Text Embedding Models
For open-source models, we selected the top three models by download count on Ollama:
For commercial models, we chose the strongest text embedding models from Alibaba Cloud and OpenAI:
- text-embedding-v4 (Alibaba Cloud) supports 8 dimensions and over 100 major languages as well as programming languages.
- text-embedding-3-large (OpenAI) also supports multiple dimensions and languages.
Note
Testing commercial models incurs costs, and to control expenses, we did not test models from additional service providers. We have open-sourced the testing script and welcome to run it with other models.
Results
Based on the results, the following conclusions can be drawn:
- Under the same dimension, commercial models such as text-embedding-v4 and text-embedding-3-large generally outperform open-source models, while the differences between commercial models are minimal.
- Among open-source models, mxbai-embed-large performs the best and can be the preferred choice for self-hosting.
- Dimensionality significantly impacts model performance. As the dimension increases, the Top-K recall of the models generally improves, but the rate of improvement gradually diminishes. It is necessary to balance recommendation precision with computational and storage costs to select an appropriate dimension.
Tips
Unless there are strict computational or storage resource limits, it is recommended to use vector lengths of 512 or higher to achieve better recommendation precision.
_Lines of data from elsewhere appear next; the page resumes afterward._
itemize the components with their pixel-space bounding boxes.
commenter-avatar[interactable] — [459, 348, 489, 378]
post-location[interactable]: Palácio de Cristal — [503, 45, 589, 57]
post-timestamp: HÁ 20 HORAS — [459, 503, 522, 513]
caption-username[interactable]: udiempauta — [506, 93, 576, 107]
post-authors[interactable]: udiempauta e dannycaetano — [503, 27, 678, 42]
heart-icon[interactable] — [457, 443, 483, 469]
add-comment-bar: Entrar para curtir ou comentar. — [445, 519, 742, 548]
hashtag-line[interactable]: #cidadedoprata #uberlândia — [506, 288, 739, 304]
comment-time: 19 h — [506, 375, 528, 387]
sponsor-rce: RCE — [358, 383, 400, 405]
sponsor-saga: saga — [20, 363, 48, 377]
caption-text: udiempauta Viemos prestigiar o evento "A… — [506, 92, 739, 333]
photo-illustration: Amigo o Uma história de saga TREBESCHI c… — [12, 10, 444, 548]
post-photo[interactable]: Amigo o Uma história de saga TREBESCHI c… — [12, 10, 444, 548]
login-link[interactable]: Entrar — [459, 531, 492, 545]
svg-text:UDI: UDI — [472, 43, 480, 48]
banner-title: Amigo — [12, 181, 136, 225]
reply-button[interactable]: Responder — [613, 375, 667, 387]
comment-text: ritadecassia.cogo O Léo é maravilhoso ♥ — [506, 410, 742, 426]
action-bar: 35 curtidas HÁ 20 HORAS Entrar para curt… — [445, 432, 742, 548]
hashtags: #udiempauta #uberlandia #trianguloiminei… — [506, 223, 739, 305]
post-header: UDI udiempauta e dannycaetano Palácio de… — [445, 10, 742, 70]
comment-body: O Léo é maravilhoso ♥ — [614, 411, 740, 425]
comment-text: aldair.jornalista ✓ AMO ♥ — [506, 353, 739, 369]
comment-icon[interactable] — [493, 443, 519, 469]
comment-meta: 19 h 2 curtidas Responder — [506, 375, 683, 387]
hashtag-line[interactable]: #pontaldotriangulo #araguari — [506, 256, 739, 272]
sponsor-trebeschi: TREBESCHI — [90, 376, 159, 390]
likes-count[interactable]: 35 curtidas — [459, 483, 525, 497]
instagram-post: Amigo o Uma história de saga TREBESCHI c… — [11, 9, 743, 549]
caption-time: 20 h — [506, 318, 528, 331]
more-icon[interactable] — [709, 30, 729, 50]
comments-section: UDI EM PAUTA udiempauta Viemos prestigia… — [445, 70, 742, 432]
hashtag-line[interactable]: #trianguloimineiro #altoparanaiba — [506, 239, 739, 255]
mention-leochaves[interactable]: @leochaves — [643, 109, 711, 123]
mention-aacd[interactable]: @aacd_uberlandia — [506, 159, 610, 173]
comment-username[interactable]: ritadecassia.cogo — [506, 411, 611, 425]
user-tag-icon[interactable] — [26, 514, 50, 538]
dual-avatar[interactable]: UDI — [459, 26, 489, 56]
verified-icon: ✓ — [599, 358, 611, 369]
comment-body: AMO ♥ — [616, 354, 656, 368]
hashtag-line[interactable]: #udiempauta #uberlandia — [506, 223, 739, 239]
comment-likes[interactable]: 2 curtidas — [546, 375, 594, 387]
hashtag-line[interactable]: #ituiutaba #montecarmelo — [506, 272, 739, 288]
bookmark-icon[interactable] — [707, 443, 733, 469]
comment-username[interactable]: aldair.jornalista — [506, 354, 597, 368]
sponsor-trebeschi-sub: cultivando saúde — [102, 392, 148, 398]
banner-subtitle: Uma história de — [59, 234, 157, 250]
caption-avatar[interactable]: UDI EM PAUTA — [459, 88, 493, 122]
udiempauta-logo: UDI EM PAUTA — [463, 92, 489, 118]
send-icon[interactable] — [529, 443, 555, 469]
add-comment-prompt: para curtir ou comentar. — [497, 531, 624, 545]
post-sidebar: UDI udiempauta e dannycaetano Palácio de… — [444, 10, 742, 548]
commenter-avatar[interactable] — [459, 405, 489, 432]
In addition to quantitative comparisons, we can also intuitively evaluate model performance through recommendation results. Below are lists of similar movies recommended for "Vertigo" using embeddings of two different dimensions from text-embedding-v4:
Movie | Year | Director | Genre |
---|---|---|---|
Rear Window | 1954 | Alfred Hitchcock | Suspenseful Thriller |
Spellbound | 1945 | Alfred Hitchcock | Psychological Thriller |
Psycho | 1960 | Alfred Hitchcock | Psychological Thriller/Horror |
North by Northwest | 1959 | Alfred Hitchcock | Suspense Thriller |
Stage Fright | 1950 | Alfred Hitchcock | Mystery Thriller |
Dial M for Murder | 1954 | Alfred Hitchcock | Mystery Thriller |
The Spiral Staircase | 1946 | Robert Siodmak | Psychological Thriller/Noir |
The Hitch-Hiker | 1953 | Ida Lupino | Noir Thriller |
Shadow of a Doubt | 1943 | Alfred Hitchcock | Suspense Thriller |
Woman on the Verge of a Nervous Breakdown | 1988 | Pedro Almodóvar | Dark Comedy/Drama |
Movie | Year | Director | Genre |
---|---|---|---|
Pi | 1998 | Darren Aronofsky | Psychological Thriller |
Silent Fall | 1994 | Bruce Beresford | Psychological Thriller |
Woman on the Verge of a Nervous Breakdown | 1988 | Pedro Almodóvar | Dark Comedy/Drama |
Crash | 1996 | David Cronenberg | Psychological Drama |
Eyes Wide Shut | 1999 | Stanley Kubrick | Drama/Thriller |
Psycho | 1960 | Alfred Hitchcock | Psychological Horror |
Windows | 1980 | Herb Freed | Psychological Thriller |
The Morning After | 1986 | Sidney Lumet | Suspense Drama |
North by Northwest | 1959 | Alfred Hitchcock | Suspense Thriller |
Peeping Tom | 1960 | Michael Powell | Psychological Horror |
For users who have just watched Vertigo, the movies recommended by the 2048-dimensional embedding vectors exhibit higher relevance and similarity to Vertigo.
Conclusion
This post evaluates the performance of text embedding models in recommender systems. The results indicate that commercial models generally outperform open-source models, with mxbai-embed-large standing out among open-source models. Dimensionality significantly affects model performance, and it is recommended to use vector lengths of 512 or higher for better recommendation results.